O nome Orionídeas vem da constelação de Órion, de onde os meteoros parecem surgir, próximos à estrela Betelgeuse. Conhecida pelas Três Marias, Órion é uma das constelações mais reconhecíveis do céu noturno. Apesar do nome, os meteoros podem aparecer em qualquer direção. “O radiante em Órion é visível de norte a sul, com leve vantagem nas regiões Norte e Nordeste, onde ele sobe mais alto. Mesmo no Sul, é um show garantido”, informou o Exoss.

Como observar o fenômeno

O pico da Orionídeas coincide com a Lua Nova, que estará apenas 2% iluminada, deixando o céu escuro durante toda a madrugada. Em condições ideais, será possível observar de 15 a 20 meteoros por hora, sem necessidade de telescópios ou equipamentos especiais.

O Observatório Nacional orienta que o observador procure um local escuro e afastado das luzes urbanas, apagando as luzes próximas para reduzir a poluição luminosa. “Recomenda-se que o observador procure um local escuro, se possível afastado das grandes cidades, para evitar a poluição luminosa. Além disso, deve-se apagar as luzes em volta”, aconselha o ON. A Nasa acrescenta que é preciso cerca de 30 minutos no escuro para os olhos se adaptarem. “Seja paciente, a tempestade dura até amanhecer, tem muito tempo para captar”, orienta a agência.

O que são chuvas de meteoros

As chuvas de meteoros são formadas pelos vestígios deixados por cometas que cruzam o Sistema Solar. Esses detritos, pequenos fragmentos de rocha e poeira, entram na atmosfera terrestre em alta velocidade e se incendeiam, criando os riscos luminosos que observamos no céu.

No caso da Orionídeas, os detritos vêm do cometa Halley, que passa pela Terra a cada 75 a 76 anos. Esse mesmo cometa também origina outra chuva de meteoros, as Eta Aquáridas, visíveis em maio.

Os meteoroides variam de tamanho, de grãos de poeira a pequenos pedregulhos, e geralmente se desintegram completamente antes de atingir o solo. Os maiores, no entanto, podem gerar o efeito de “bola de fogo”. Se algum fragmento sobrevive à entrada e atinge a superfície, é chamado de meteorito.

Importância científica

Além do espetáculo visual, o fenômeno tem grande relevância científica. O Observatório Nacional destaca que o estudo das chuvas de meteoros ajuda a calcular a densidade e o período de passagem dos detritos pela Terra, permitindo que agências espaciais e centros de controle de satélites desenvolvam estratégias de proteção para equipamentos em órbita.

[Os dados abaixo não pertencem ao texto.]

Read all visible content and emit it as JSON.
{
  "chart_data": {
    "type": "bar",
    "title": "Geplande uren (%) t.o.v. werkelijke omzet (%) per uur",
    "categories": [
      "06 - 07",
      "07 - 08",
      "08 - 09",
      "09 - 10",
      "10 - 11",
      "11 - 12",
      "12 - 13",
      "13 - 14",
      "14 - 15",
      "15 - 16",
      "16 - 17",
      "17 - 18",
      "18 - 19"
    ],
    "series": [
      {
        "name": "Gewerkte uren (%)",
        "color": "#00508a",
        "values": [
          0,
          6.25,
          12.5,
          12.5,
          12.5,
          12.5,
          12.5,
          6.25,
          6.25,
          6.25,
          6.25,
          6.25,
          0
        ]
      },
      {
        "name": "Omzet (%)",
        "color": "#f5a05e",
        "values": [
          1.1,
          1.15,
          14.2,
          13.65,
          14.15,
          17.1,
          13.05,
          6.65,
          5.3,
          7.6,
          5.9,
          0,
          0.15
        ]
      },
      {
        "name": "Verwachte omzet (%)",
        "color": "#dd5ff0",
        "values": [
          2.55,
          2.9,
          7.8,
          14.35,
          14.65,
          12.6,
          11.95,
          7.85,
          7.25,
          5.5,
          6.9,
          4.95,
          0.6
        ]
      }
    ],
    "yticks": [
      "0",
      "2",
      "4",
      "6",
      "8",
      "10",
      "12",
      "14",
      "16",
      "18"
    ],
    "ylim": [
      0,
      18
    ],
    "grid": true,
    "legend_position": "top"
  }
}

Essas pesquisas também contribuem para o entendimento da formação do Sistema Solar, já que os meteoros preservam informações sobre a composição e origem dos cometas.

O cometa Halley, responsável pela chuva, foi descoberto em 1705 por Edmond Halley e observado pela última vez em 1986. Com dimensões de 16 x 8 x 8 quilômetros, ele é um dos corpos mais escuros do Sistema Solar, refletindo apenas 3% da luz solar que recebe, um fenômeno conhecido como albedo baixo.

Nesta semana, portanto, basta olhar para o céu nas madrugadas e apreciar um dos maiores espetáculos naturais do cosmos, visível a olho nu e gratuito para todos.